Now Hiring: Management Positions Open
Sitting outside of the grocery store yesterday, I put a blood sample on my meter and waited for the result. 70mg/dL. Not technically low – yet. But I had tested because I had that “I’m on my way down” type of feeling. I was sans CGM thanks to a bum sensor I had removed the night before, so the snapshot of my glucose was all I had to go on.
Now I have a dilemma. I’m at the grocery store about to buy food for supper, and I don’t want to eat something and “ruin my dinner.” I’m also not that low, but I intuition tells me I’m headed there. I have a GU pack and three stale sugar packets in my car console. The GU pack has 18 grams of carbohydrate – a little too much for a low but not so much it would really throw me overboard. And I’m not eating the sugar packets (throw those out Lex, come ON! Its like a stale security blanket to me – I might need them one day).
To treat the low or not treat the low – that is my question. I erred on the side of safety and popped the GU pack.
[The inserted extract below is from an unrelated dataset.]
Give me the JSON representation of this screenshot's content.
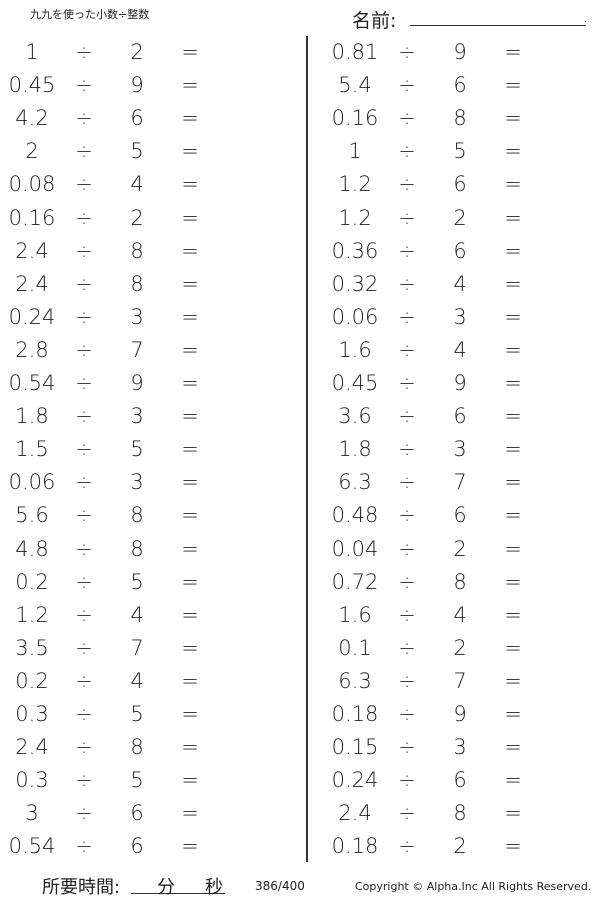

Diabetes is full of these “borderline”/”perhaps”/”I might”/”what if?” scenarios. You get faced with a foreign meal/number on the screen/new exercise/weird feeling in the middle of the night, and you’re forced to make a management decision that has the potential to affect the next several hours of your life. People with diabetes do this every day – several times a day in fact – for their entire lives. Diabetes is a constant art of maintaining a balance that other people’s bodies do as automatically as breathing. Keep the numbers between 80 and 120mg/dL – seems easy enough right?
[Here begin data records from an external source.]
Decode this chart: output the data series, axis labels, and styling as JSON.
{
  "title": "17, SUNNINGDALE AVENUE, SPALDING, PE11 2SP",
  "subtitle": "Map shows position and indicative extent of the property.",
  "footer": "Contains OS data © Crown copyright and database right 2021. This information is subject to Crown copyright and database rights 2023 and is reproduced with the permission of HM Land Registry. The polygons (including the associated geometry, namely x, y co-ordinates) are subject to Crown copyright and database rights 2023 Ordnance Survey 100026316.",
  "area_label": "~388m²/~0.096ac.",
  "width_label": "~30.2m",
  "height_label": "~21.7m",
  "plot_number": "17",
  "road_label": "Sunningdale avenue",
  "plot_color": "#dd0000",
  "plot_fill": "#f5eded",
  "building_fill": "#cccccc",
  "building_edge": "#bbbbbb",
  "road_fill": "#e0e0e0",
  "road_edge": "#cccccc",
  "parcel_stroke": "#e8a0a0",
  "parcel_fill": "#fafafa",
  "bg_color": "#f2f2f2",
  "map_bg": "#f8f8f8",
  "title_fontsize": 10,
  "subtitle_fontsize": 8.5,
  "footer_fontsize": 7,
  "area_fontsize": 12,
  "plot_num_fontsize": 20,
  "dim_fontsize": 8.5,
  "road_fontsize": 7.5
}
Except that everything affects your blood sugar. EVERYTHING. Exercise. Not enough exercise. Carbs, too few and too many. If you’re sick, if you’re sleepy, if you’re stressed, if you’ve so much as sneezed, it’s likely your blood sugar will change. If ONLY diabetes was as easy as counting the carbs and dialing in the insulin. Every time I hear someone tell a story about their friend/coworker/grandpa with diabetes that goes: “I saw his meter, it was in the 300s – I think he doesn’t take care of himself” I cringe. I’ve had many of those moments, of those 300s at the dinner table full of people who want to know “What are you?” before they grimace in horror at the number you reveal. And most of the time, those numbers aren’t the result of my poor math skills or shameful self-indulgence. They’re what it means to have diabetes. Unpredictable, ever-changing, and permanent. That’s the nature of diabetes.
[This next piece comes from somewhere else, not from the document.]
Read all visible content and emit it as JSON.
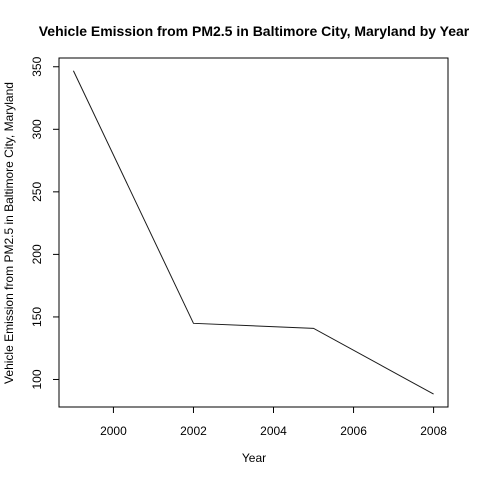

With each finger stick and CGM trend line, people with diabetes are managing systems that are only understood by the most sophisticated machine on this planet (that would be the human body folks. Stop looking at your iPhone). Mistakes, miscalculations, and plain old out-of-left-field surprises are inevitable. So we test, we correct, we move on.
Did you enjoy this post? Why not leave a comment below and continue the conversation, or subscribe to my feed and get articles like this delivered automatically to your feed reader.
Comments
ahh the life of a diabetic. never a dull moment. i try to desensitize myself to diabetic comments, especially from strangers/not so close friends. after all, there is tons of misinformation out there. it’s a constant struggle, but at the end of the day, all we can do is:
“we test, we correct, we move on.”
well said, alexis


Yes, it always sucks when people who don’t understand not only want to know what your blood sugar is, but also want to tell you what it means.
Lately I’ve had a few incidents where people will see me eating something and think they are very clever because they figured out I had a low blood sugar.
“Yes, you’re a genius. I did just pour myself a juice because I was low. Congratulations.”
“No, you don’t need to keep checking on me the rest of the night, asking me if I feel better.”